The case of a 72-year-old male patient with initial depressive symptoms and visual hallucinations, added to a progressive motor and cognitive neurological impairment, is presented. The patient died of pneumonia 7 weeks after the onset of the symptoms; the necropsy confirmed the diagnosis of Creutzfeldt-Jacob disease (CJD) suggested previously by complementary diagnostic tests (brain magnetic resonance imaging, electroencephalogram, 14-3-3 protein determination in the cerebrospinal fluid and study of the prionic protein gene). Discussion CJD is a rare dementia characterized by a rapidly progressive course. Psychiatric symptoms, including depression and personality change, occur early in the clinical course in about a third of patients, being estimated in some studies that 10% of patients are first admitted to psychiatric wards.

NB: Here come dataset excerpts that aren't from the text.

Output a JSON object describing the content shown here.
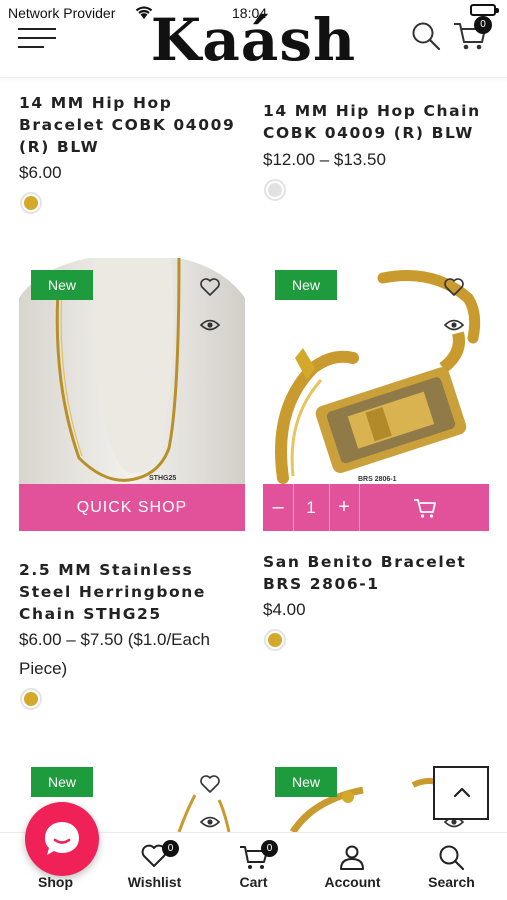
{
  "status_bar": {
    "carrier": "Network Provider",
    "time": "18:04"
  },
  "header": {
    "logo": "Kaásh",
    "cart_count": "0",
    "icons": [
      "hamburger-menu-icon",
      "search-icon",
      "cart-icon"
    ]
  },
  "products_top": [
    {
      "title_lines": [
        "14 MM Hip Hop",
        "Bracelet COBK 04009",
        "(R) BLW"
      ],
      "price": "$6.00",
      "swatch_color": "#D4A82A"
    },
    {
      "title_lines": [
        "14 MM Hip Hop Chain",
        "COBK 04009 (R) BLW"
      ],
      "price": "$12.00 – $13.50",
      "swatch_color": "#E2E2E2"
    }
  ],
  "products_mid": [
    {
      "badge": "New",
      "action_label": "QUICK SHOP",
      "image_label": "STHG25",
      "title_lines": [
        "2.5 MM Stainless",
        "Steel Herringbone",
        "Chain STHG25"
      ],
      "price_lines": [
        "$6.00 – $7.50 ($1.0/Each",
        "Piece)"
      ],
      "swatch_color": "#D4A82A"
    },
    {
      "badge": "New",
      "qty_minus": "–",
      "qty_value": "1",
      "qty_plus": "+",
      "image_label": "BRS 2806-1",
      "title_lines": [
        "San Benito Bracelet",
        "BRS 2806-1"
      ],
      "price": "$4.00",
      "swatch_color": "#D4A82A"
    }
  ],
  "products_bottom": [
    {
      "badge": "New"
    },
    {
      "badge": "New"
    }
  ],
  "bottom_nav": {
    "items": [
      {
        "label": "Shop",
        "icon": "chat-icon"
      },
      {
        "label": "Wishlist",
        "icon": "heart-icon",
        "badge": "0"
      },
      {
        "label": "Cart",
        "icon": "cart-icon",
        "badge": "0"
      },
      {
        "label": "Account",
        "icon": "user-icon"
      },
      {
        "label": "Search",
        "icon": "search-icon"
      }
    ]
  },
  "colors": {
    "accent_pink": "#E2529A",
    "badge_green": "#1E9B3C",
    "chat_red": "#EF2157",
    "gold": "#D4A82A"
  }
}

Psychiatric symptoms associated with CJD have often lead to erroneous initial diagnoses of functional psychosis, depressive pseudodementia, or hysteria. Analysis of the psychiatric symptoms does not suggest specific features that rapidly allow the differentiation from more common psychiatric disorders, although the occurrence of associated persistent sensory symptoms may raise the possibility of this diagnosis. Later, the characteristic rapidly progressive neurological impairment is decisive in the affirmation of the diagnosis of CJD.